Home > Software design >  Shell-script-internal encoding differs from redirected output
Shell-script-internal encoding differs from redirected output

Time:11-29

Currently I'm dealing with a bunch of old files that have seen a lot of machines, OSes and file systems during their lifetime. A couple of them contain german Umlauts (ä, ö, ü), and apparently these have caused some of the filenames to break in one of the moving processes. A file originally named

München.txt

appears as

M?nchen.txt (invalid encoding)

on the ubuntu system, where they are currently hosted.
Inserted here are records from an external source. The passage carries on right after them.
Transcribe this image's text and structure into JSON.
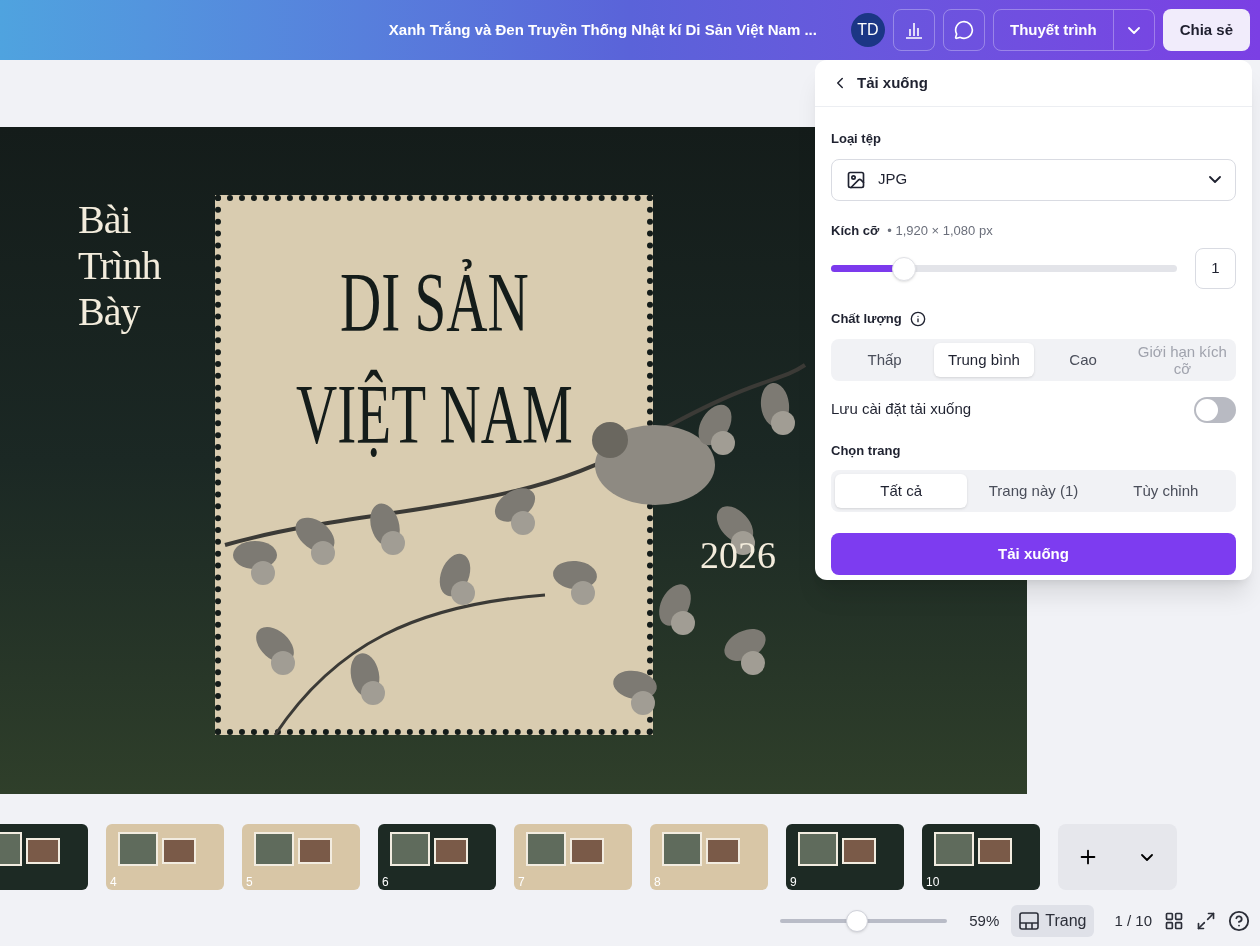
{
  "topbar": {
    "title": "Xanh Trắng và Đen Truyền Thống Nhật kí Di Sản Việt Nam ...",
    "avatar": "TD",
    "present_button": "Thuyết trình",
    "share_button": "Chia sẻ"
  },
  "slide": {
    "subtitle": "Bài Trình Bày",
    "title_lines": [
      "DI SẢN",
      "VIỆT NAM"
    ],
    "year": "2026"
  },
  "download_panel": {
    "title": "Tải xuống",
    "file_type": {
      "label": "Loại tệp",
      "value": "JPG"
    },
    "size": {
      "label": "Kích cỡ",
      "dimensions": "• 1,920 × 1,080 px",
      "level": 0.21,
      "value": "1"
    },
    "quality": {
      "label": "Chất lượng",
      "options": [
        {
          "label": "Thấp",
          "selected": false,
          "disabled": false
        },
        {
          "label": "Trung bình",
          "selected": true,
          "disabled": false
        },
        {
          "label": "Cao",
          "selected": false,
          "disabled": false
        },
        {
          "label": "Giới hạn kích cỡ",
          "selected": false,
          "disabled": true
        }
      ]
    },
    "save_settings": {
      "label": "Lưu cài đặt tải xuống",
      "on": false
    },
    "pages": {
      "label": "Chọn trang",
      "options": [
        {
          "label": "Tất cả",
          "selected": true
        },
        {
          "label": "Trang này (1)",
          "selected": false
        },
        {
          "label": "Tùy chỉnh",
          "selected": false
        }
      ]
    },
    "button": "Tải xuống"
  },
  "thumbnails": [
    {
      "kind": "dark"
    },
    {
      "kind": "beige",
      "number": "4"
    },
    {
      "kind": "beige",
      "number": "5"
    },
    {
      "kind": "dark",
      "number": "6"
    },
    {
      "kind": "beige",
      "number": "7"
    },
    {
      "kind": "beige",
      "number": "8"
    },
    {
      "kind": "dark",
      "number": "9"
    },
    {
      "kind": "dark",
      "number": "10"
    }
  ],
  "bottom_bar": {
    "zoom": {
      "level": 0.46,
      "reading": "59%"
    },
    "pages_button": "Trang",
    "page_count": "1 / 10"
  }
}
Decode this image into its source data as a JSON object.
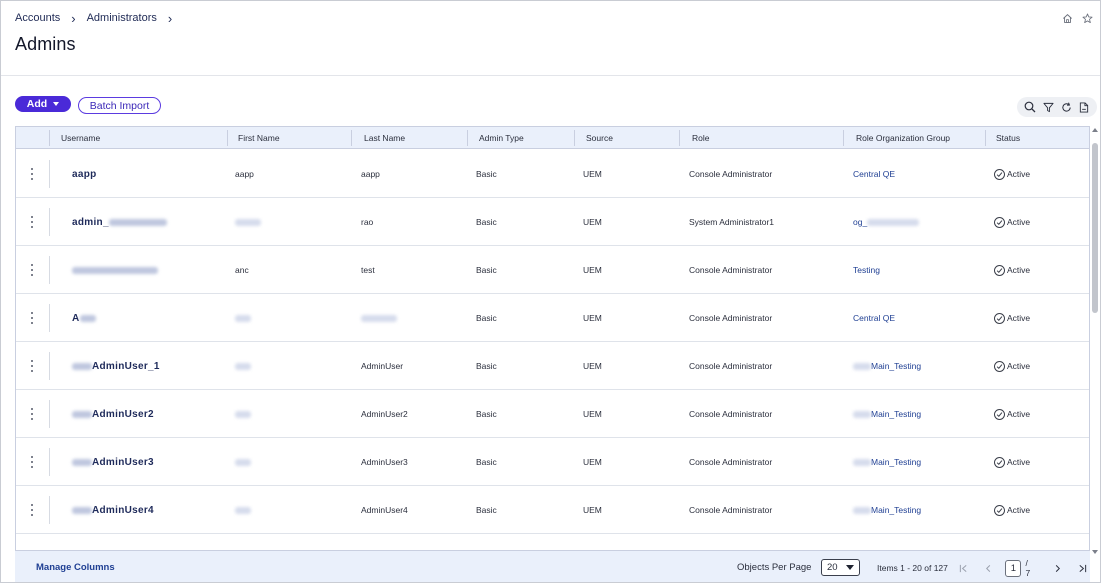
{
  "breadcrumb": [
    "Accounts",
    "Administrators"
  ],
  "page_title": "Admins",
  "actions": {
    "add_label": "Add",
    "batch_import_label": "Batch Import"
  },
  "toolbar_icons": [
    "search-icon",
    "filter-icon",
    "refresh-icon",
    "export-icon"
  ],
  "columns": [
    "Username",
    "First Name",
    "Last Name",
    "Admin Type",
    "Source",
    "Role",
    "Role Organization Group",
    "Status"
  ],
  "rows": [
    {
      "username": "aapp",
      "first_name": "aapp",
      "last_name": "aapp",
      "admin_type": "Basic",
      "source": "UEM",
      "role": "Console Administrator",
      "org_group": "Central QE",
      "status": "Active"
    },
    {
      "username": "admin_",
      "first_name": "",
      "last_name": "rao",
      "admin_type": "Basic",
      "source": "UEM",
      "role": "System Administrator1",
      "org_group": "og_",
      "status": "Active"
    },
    {
      "username": "",
      "first_name": "anc",
      "last_name": "test",
      "admin_type": "Basic",
      "source": "UEM",
      "role": "Console Administrator",
      "org_group": "Testing",
      "status": "Active"
    },
    {
      "username": "A",
      "first_name": "",
      "last_name": "",
      "admin_type": "Basic",
      "source": "UEM",
      "role": "Console Administrator",
      "org_group": "Central QE",
      "status": "Active"
    },
    {
      "username": "AdminUser_1",
      "first_name": "",
      "last_name": "AdminUser",
      "admin_type": "Basic",
      "source": "UEM",
      "role": "Console Administrator",
      "org_group": "Main_Testing",
      "status": "Active"
    },
    {
      "username": "AdminUser2",
      "first_name": "",
      "last_name": "AdminUser2",
      "admin_type": "Basic",
      "source": "UEM",
      "role": "Console Administrator",
      "org_group": "Main_Testing",
      "status": "Active"
    },
    {
      "username": "AdminUser3",
      "first_name": "",
      "last_name": "AdminUser3",
      "admin_type": "Basic",
      "source": "UEM",
      "role": "Console Administrator",
      "org_group": "Main_Testing",
      "status": "Active"
    },
    {
      "username": "AdminUser4",
      "first_name": "",
      "last_name": "AdminUser4",
      "admin_type": "Basic",
      "source": "UEM",
      "role": "Console Administrator",
      "org_group": "Main_Testing",
      "status": "Active"
    }
  ],
  "footer": {
    "manage_columns_label": "Manage Columns",
    "objects_per_page_label": "Objects Per Page",
    "objects_per_page_value": "20",
    "items_label": "Items 1 - 20 of 127",
    "current_page": "1",
    "total_pages": "/ 7"
  },
  "colors": {
    "primary": "#4a2ad8",
    "link": "#1f3f93",
    "header_bg": "#eaf0fb"
  }
}
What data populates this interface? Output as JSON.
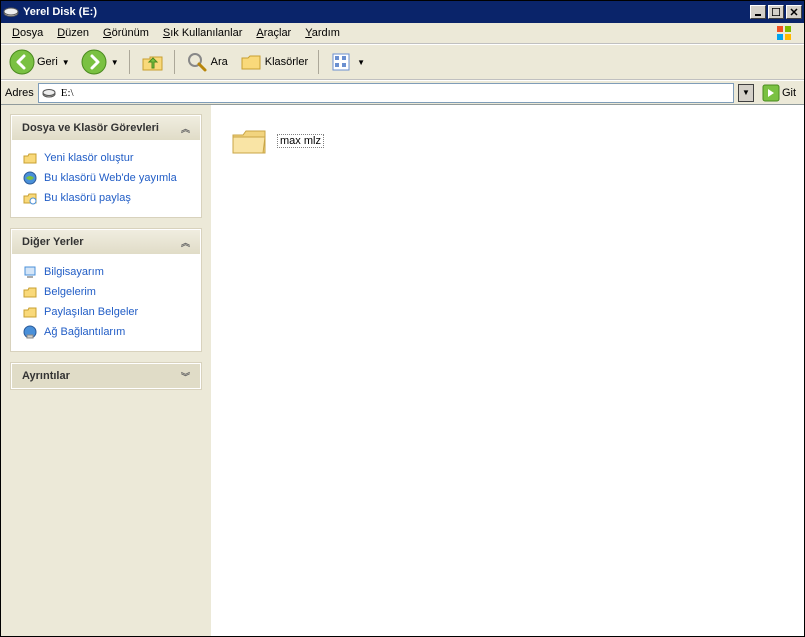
{
  "titlebar": {
    "title": "Yerel Disk (E:)"
  },
  "menubar": {
    "items": [
      "Dosya",
      "Düzen",
      "Görünüm",
      "Sık Kullanılanlar",
      "Araçlar",
      "Yardım"
    ]
  },
  "toolbar": {
    "back": "Geri",
    "search": "Ara",
    "folders": "Klasörler"
  },
  "addressbar": {
    "label": "Adres",
    "value": "E:\\",
    "go": "Git"
  },
  "sidebar": {
    "tasks": {
      "title": "Dosya ve Klasör Görevleri",
      "items": [
        "Yeni klasör oluştur",
        "Bu klasörü Web'de yayımla",
        "Bu klasörü paylaş"
      ]
    },
    "places": {
      "title": "Diğer Yerler",
      "items": [
        "Bilgisayarım",
        "Belgelerim",
        "Paylaşılan Belgeler",
        "Ağ Bağlantılarım"
      ]
    },
    "details": {
      "title": "Ayrıntılar"
    }
  },
  "main": {
    "folder": {
      "name": "max mlz"
    }
  }
}
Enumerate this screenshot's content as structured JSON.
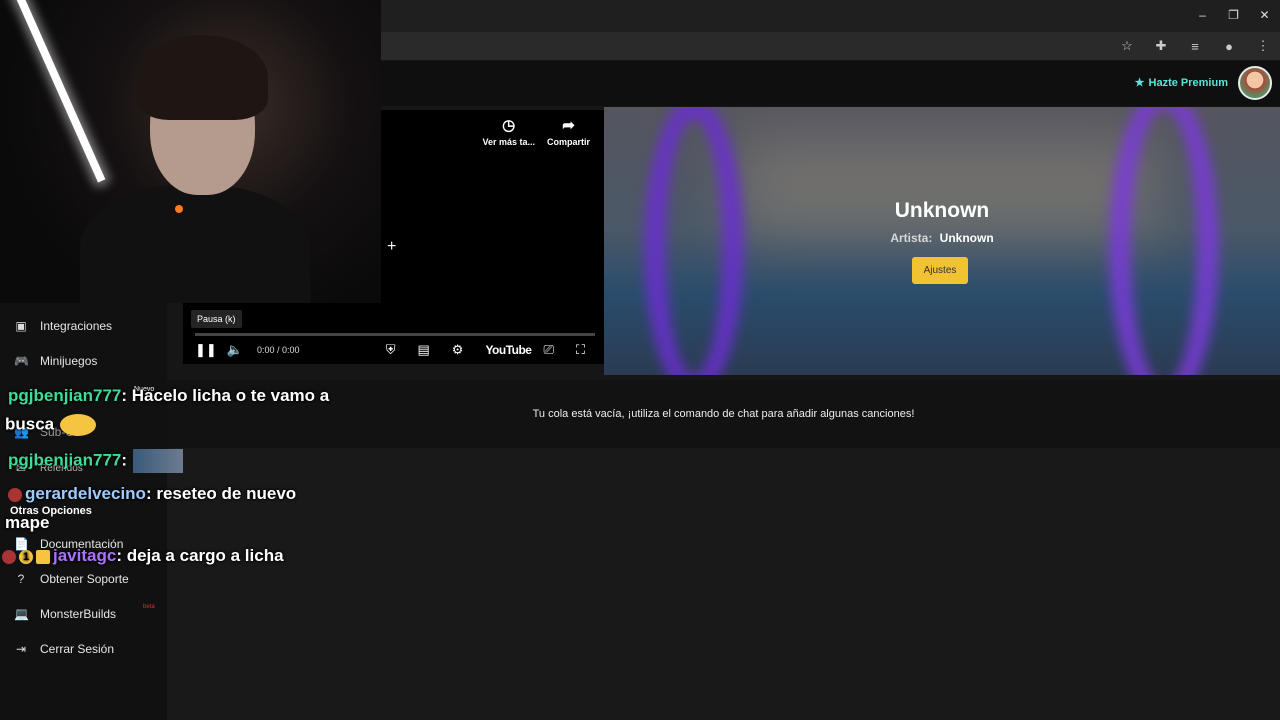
{
  "window": {
    "minimize_icon": "minimize-icon",
    "restore_icon": "restore-icon",
    "close_icon": "close-icon",
    "minimize": "–",
    "restore": "❐",
    "close": "✕"
  },
  "toolbar": {
    "icons": [
      "star-icon",
      "extensions-icon",
      "media-icon",
      "profile-icon",
      "menu-icon"
    ],
    "glyphs": [
      "☆",
      "✚",
      "≡",
      "●",
      "⋮"
    ]
  },
  "header": {
    "premium_label": "Hazte Premium",
    "premium_icon": "★"
  },
  "player": {
    "actions": [
      {
        "label": "Ver más ta...",
        "icon": "◷"
      },
      {
        "label": "Compartir",
        "icon": "➦"
      }
    ],
    "tooltip": "Pausa (k)",
    "time": "0:00 / 0:00",
    "pause_icon": "❚❚",
    "volume_icon": "🔈",
    "shield_icon": "⛨",
    "subtitles_icon": "▤",
    "settings_icon": "⚙",
    "logo": "YouTube",
    "cast_icon": "⎚",
    "fullscreen_icon": "⛶",
    "crosshair": "+"
  },
  "song": {
    "title": "Unknown",
    "artist_label": "Artista:",
    "artist": "Unknown",
    "settings_button": "Ajustes"
  },
  "queue": {
    "empty_message": "Tu cola está vacía, ¡utiliza el comando de chat para añadir algunas canciones!"
  },
  "sidebar": {
    "items": [
      {
        "label": "Integraciones",
        "icon": "▣"
      },
      {
        "label": "Minijuegos",
        "icon": "🎮"
      },
      {
        "label": "Sub-Us",
        "icon": "👥"
      },
      {
        "label": "Referidos",
        "icon": "✉"
      }
    ],
    "other_heading": "Otras Opciones",
    "other_items": [
      {
        "label": "Documentación",
        "icon": "📄"
      },
      {
        "label": "Obtener Soporte",
        "icon": "?"
      },
      {
        "label": "MonsterBuilds",
        "icon": "💻"
      },
      {
        "label": "Cerrar Sesión",
        "icon": "⇥"
      }
    ],
    "new_tag": "Nuevo",
    "red_tag": "beta"
  },
  "chat": [
    {
      "user": "pgjbenjian777",
      "message": ": Hacelo licha o te vamo a",
      "continuation": "busca"
    },
    {
      "user": "pgjbenjian777",
      "message": ":"
    },
    {
      "user": "gerardelvecino",
      "message": ": reseteo de nuevo",
      "continuation": "mape"
    },
    {
      "badge": "1",
      "user": "javitagc",
      "message": ": deja a cargo a licha"
    }
  ]
}
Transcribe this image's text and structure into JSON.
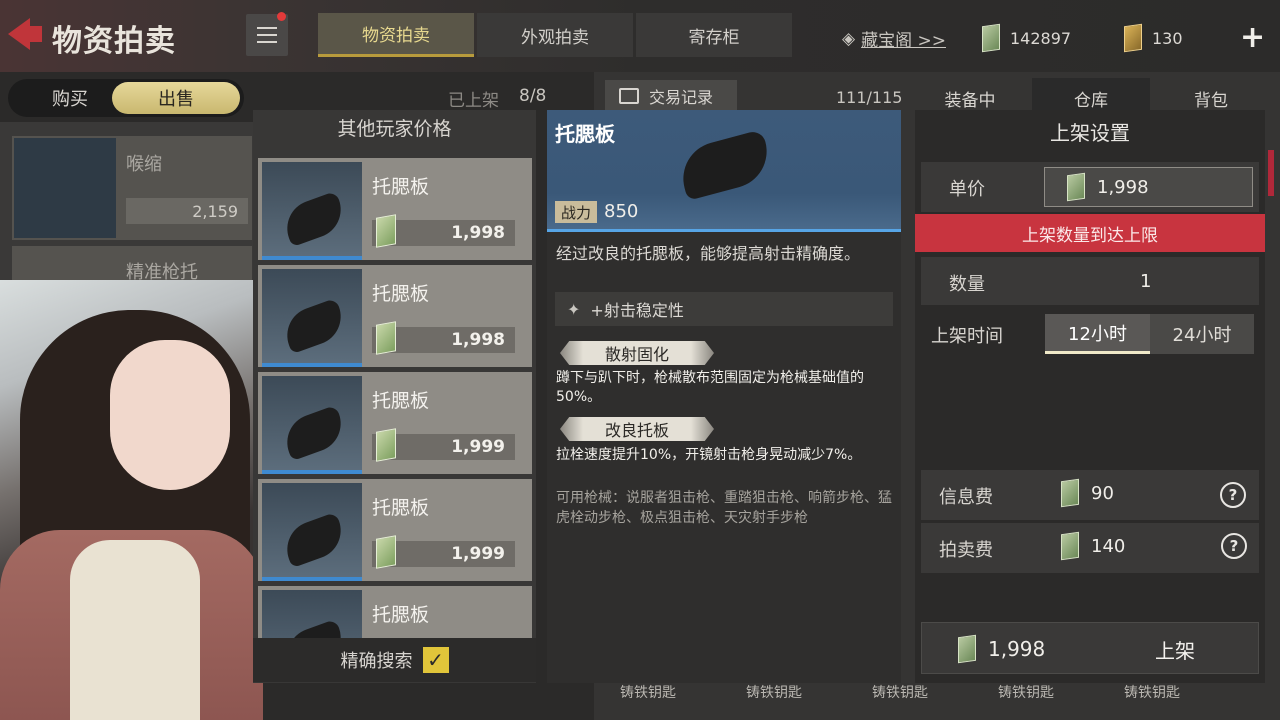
{
  "header": {
    "title": "物资拍卖",
    "tabs": [
      {
        "label": "物资拍卖",
        "active": true
      },
      {
        "label": "外观拍卖",
        "active": false
      },
      {
        "label": "寄存柜",
        "active": false
      }
    ],
    "vault_link": "藏宝阁 >>",
    "currency_cash": "142897",
    "currency_gold": "130",
    "add_label": "+"
  },
  "trade_mode": {
    "buy_label": "购买",
    "sell_label": "出售",
    "listed_label": "已上架",
    "listed_count": "8/8"
  },
  "bg_items": [
    {
      "name": "喉缩",
      "price": "2,159"
    },
    {
      "name": "精准枪托"
    }
  ],
  "others_panel": {
    "title": "其他玩家价格",
    "listings": [
      {
        "name": "托腮板",
        "price": "1,998"
      },
      {
        "name": "托腮板",
        "price": "1,998"
      },
      {
        "name": "托腮板",
        "price": "1,999"
      },
      {
        "name": "托腮板",
        "price": "1,999"
      },
      {
        "name": "托腮板"
      }
    ],
    "precise_search_label": "精确搜索",
    "precise_search_checked": true
  },
  "detail": {
    "name": "托腮板",
    "power_label": "战力",
    "power_value": "850",
    "description": "经过改良的托腮板，能够提高射击精确度。",
    "stat": "+射击稳定性",
    "perks": [
      {
        "name": "散射固化",
        "desc": "蹲下与趴下时，枪械散布范围固定为枪械基础值的50%。"
      },
      {
        "name": "改良托板",
        "desc": "拉栓速度提升10%，开镜射击枪身晃动减少7%。"
      }
    ],
    "compatible": "可用枪械：说服者狙击枪、重踏狙击枪、响箭步枪、猛虎栓动步枪、极点狙击枪、天灾射手步枪"
  },
  "inventory": {
    "trade_record_label": "交易记录",
    "capacity": "111/115",
    "tabs": [
      {
        "label": "装备中",
        "active": false
      },
      {
        "label": "仓库",
        "active": true
      },
      {
        "label": "背包",
        "active": false
      }
    ],
    "bottom_items": [
      "铸铁钥匙",
      "铸铁钥匙",
      "铸铁钥匙",
      "铸铁钥匙",
      "铸铁钥匙"
    ]
  },
  "listing_settings": {
    "title": "上架设置",
    "unit_price_label": "单价",
    "unit_price": "1,998",
    "limit_warning": "上架数量到达上限",
    "quantity_label": "数量",
    "quantity": "1",
    "duration_label": "上架时间",
    "duration_options": [
      {
        "label": "12小时",
        "selected": true
      },
      {
        "label": "24小时",
        "selected": false
      }
    ],
    "info_fee_label": "信息费",
    "info_fee": "90",
    "auction_fee_label": "拍卖费",
    "auction_fee": "140",
    "help_label": "?",
    "total": "1,998",
    "submit_label": "上架"
  },
  "colors": {
    "accent_gold": "#e1c53a",
    "warning_red": "#c8343f",
    "detail_blue": "#3d5a7a",
    "rarity_blue": "#3f8ad0"
  }
}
So now I'm trying to bulk repair them. On looping through the files with the initial draft, I stumbled across this phenomenon:

  • Echoing to the screen gives me the filename with the question mark, which I understand is a sign of interpretation of an illegal character within the filename:

     ./list_files.sh path_to_files
    
     M?nchen.txt
     K?ln.txt
    
  • If however I save the output to a file, it will give me a binary file that still contains the invalid characters:

     ./list_files.sh path_to_files > file_list
    
     less file_list
     M<FC>nchen.txt
     K<F6>ln.txt
    

This is the code:

#!/bin/bash

rootdir=$1

find "$rootdir" -print0 | while IFS= read -r -d '' broken_file_name; do
    echo $broken_file_name
done

I'm trying to understand:

  1. Why is the screen output different from the one in the file? Where does the character replacement happen and where is the question-mark-thing created?
  2. How can I prevent the interpretation of illegal characters with the question-mark-thing within the process of the script? It prevents me from selectively replacing an illegal character with the corresponding correct one.

CodePudding user response:

The question mark replacement probably happens in Bash itself, as long as you are using Bash echo and try to output characters which cannot be represented in the current locale. It could also be a feature of the terminal driver.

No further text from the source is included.